Moss: They share a lot of similar sources of inspiration for their work.

They were looking at self-taught art, they looked at ethnographic material, they were interested in psychoanalysis – several of them actually underwent psychoanalysis themselves as a form of research for their work.

Corbett: The core formed around Leon Golub who was a very charismatic, important artist to all of the other artists, was a leading figure at that time and was the first of these artists to gain national and international recognition. He was here at the University of Chicago and was studying philosophy as well as studying art.

Moss: The works are all figurative but there are moments of abstraction in them as well, and certainly the processes and techniques they were using were pretty avant-garde for the time. Leon Golub was scraping canvases with meat cleavers or sticking two wet boards together and pulling them apart.

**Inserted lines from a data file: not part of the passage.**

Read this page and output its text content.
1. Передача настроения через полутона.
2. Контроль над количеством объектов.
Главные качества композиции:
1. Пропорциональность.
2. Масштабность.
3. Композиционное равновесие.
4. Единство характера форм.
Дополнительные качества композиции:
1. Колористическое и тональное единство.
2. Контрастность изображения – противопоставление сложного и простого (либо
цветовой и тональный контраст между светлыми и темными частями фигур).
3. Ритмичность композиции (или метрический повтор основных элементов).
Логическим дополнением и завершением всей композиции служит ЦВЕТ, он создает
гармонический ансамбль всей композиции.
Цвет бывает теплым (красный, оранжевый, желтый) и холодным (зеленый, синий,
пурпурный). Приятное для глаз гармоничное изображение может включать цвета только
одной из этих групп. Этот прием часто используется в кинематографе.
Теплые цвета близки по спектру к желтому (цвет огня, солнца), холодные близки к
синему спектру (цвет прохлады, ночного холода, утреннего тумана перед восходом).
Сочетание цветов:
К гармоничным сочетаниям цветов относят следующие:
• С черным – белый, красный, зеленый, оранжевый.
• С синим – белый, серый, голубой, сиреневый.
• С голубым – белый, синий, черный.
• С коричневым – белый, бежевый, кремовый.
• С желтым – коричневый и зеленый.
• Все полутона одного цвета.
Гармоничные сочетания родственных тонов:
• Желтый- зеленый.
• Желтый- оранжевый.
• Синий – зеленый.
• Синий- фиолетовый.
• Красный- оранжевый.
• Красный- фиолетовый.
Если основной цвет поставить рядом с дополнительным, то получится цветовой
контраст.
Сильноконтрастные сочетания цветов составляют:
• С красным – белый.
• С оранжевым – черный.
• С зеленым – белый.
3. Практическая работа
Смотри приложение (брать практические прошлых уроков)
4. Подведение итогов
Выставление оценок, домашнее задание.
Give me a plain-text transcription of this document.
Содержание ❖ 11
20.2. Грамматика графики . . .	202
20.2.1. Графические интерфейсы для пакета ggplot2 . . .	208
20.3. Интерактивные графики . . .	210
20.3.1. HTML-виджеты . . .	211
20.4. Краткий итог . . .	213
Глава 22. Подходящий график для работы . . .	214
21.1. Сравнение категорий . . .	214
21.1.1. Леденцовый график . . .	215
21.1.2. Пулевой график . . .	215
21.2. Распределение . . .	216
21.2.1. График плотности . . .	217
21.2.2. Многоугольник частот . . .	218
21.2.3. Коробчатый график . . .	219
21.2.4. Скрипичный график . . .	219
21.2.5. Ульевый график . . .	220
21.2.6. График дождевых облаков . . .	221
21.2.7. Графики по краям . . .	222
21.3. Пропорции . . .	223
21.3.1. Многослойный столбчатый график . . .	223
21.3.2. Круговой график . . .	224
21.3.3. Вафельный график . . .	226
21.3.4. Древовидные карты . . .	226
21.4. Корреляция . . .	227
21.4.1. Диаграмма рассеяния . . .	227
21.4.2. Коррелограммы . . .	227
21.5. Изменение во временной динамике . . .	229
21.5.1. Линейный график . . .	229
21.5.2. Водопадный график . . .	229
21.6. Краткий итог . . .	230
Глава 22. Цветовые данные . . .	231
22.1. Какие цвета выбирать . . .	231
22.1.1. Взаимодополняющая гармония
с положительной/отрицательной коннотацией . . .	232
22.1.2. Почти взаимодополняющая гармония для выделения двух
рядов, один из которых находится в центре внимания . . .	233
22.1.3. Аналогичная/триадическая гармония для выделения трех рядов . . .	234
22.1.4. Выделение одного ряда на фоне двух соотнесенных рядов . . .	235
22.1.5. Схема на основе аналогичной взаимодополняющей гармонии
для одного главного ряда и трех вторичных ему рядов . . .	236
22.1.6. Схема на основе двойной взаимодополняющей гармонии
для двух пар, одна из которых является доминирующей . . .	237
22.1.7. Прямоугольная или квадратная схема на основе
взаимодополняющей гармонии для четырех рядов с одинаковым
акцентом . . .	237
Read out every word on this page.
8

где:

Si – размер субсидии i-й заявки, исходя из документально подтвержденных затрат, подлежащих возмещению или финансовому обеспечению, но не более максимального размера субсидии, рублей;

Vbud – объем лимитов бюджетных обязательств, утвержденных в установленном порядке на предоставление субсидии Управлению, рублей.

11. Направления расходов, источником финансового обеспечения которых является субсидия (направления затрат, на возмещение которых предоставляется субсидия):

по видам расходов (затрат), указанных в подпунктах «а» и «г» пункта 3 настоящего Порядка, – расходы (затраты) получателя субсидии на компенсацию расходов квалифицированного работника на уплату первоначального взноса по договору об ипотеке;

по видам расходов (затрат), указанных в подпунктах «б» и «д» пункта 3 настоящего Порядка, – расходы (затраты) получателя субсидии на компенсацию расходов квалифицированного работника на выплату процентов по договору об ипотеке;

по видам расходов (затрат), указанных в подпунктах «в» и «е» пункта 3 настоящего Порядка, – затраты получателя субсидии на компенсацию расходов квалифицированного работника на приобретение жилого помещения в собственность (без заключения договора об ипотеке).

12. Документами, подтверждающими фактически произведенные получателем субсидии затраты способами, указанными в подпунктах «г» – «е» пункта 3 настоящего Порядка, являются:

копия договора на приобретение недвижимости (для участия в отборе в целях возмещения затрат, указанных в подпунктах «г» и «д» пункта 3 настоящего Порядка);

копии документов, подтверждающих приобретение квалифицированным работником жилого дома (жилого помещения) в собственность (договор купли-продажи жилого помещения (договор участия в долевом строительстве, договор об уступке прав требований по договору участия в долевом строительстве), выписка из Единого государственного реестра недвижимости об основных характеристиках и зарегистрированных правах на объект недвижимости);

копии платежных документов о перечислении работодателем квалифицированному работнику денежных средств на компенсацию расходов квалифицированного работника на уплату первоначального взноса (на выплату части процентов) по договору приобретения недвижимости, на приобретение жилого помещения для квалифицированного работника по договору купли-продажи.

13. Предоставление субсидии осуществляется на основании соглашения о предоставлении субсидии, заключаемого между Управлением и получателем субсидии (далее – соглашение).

The figure was central but they were exploring it in pretty adventurous ways.

Ponce: In a side gallery, the exhibition gives a nod to the Chicago Imagists who emerged a decade after the Monster Roster and the artists, like Jean DuBuffet, who influenced the Roster.

Overall the show gives a rare and thorough view of this under-appreciated group of fiercely creative Chicagoans.

Corbett: The Monster Roster has been subjected to smaller shows, not full-scale surveys, going back into the ‘50s and ‘60s, but there’s never been a show of this size and scope, really looking at pulling them all together, defining where the boundaries are, who’s in, who’s out, and that’s of course open for debate. We’re happy that this may put on the table something that someone could argue with.

About the show

The show is called “Monster Roster: Existentialist Art in Postwar Chicago.” It opened today at the Smart Museum of Art on the University of Chicago campus and it continues through June 12.